Ecco: cedere almeno il 49% di Sea a un fondo sovrano con base a Dubai e puntare sulle traiettorie ascendenti di una compagnia come Emirates sarebbe a questo punto un’idea convincente. La “finis” di Alitalia e l’investimento strategico di Etihad su Fiumicino porta con sé almeno questo di positivo: la fine di tutti gli equivoci sulla “compagnia di bandiera a due hub”. Con tutte le conseguenze puntualmente verificate: la “falsa partenza” di Lufthansa Italia non più che l’ipotesi di ridurre Malpensa a un cargo-hub di Klm. Oppure i ballon d’essai via via lanciati a/da compagnie come Ryanair. Tutto sempre fallito per il “fattore A”, per non disturbare mai l’interminabile eutanasia della compagnia della Magliana. Sarebbe un terribile paradosso se Malpensa non trovasse un suo futuro per mancanza di risorse che in Lombardia non sono mai mancate: lo spirito imprenditoriale, l’apertura internazionale e i capitali.

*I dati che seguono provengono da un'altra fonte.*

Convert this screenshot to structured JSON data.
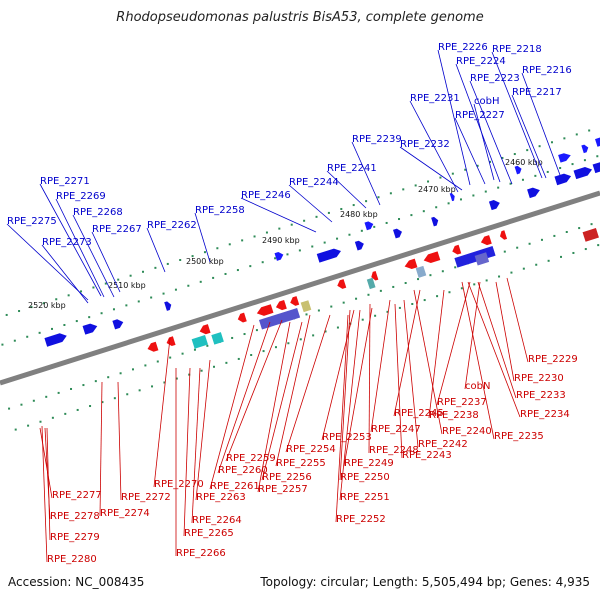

Ma questa volta occorre il mix completo: la sola quotazione in Borsa (ventilata qualche tempo fa senza convinzione e alla fine successo) non basta. È tempo invece che i soci pubblici (compresa la Provincia di Milano) compiano un passo indietro sostanziale: nella proprietà e nella guida di Sea, e non facendoselo dire per decreto da Palazzo Chigi. E senza più cercare una stampella nel fondo F2i della Cdp: che può andar bene per sostenere una struttura-Paese come la rete Telecom, non un’azienda che oggi può vivere soltanto come impresa concorrenziale nel mercato globale dei servizi aeroportuali. L’esperienza recente dimostra fra l’altro che – a Milano – il rischio di un incidente giudiziario è quasi prossimo alla certezza. Tanto più che proprio la più recente “inchiesta Sea” – deflagrata clamorosamente dentro e non fuori il palazzo di giustizia milanese – è divenuta il simbolo di un’anti-Milano, obsoleta e dannosa per una Lombardia che non vuole rimanere definitivamente a terra.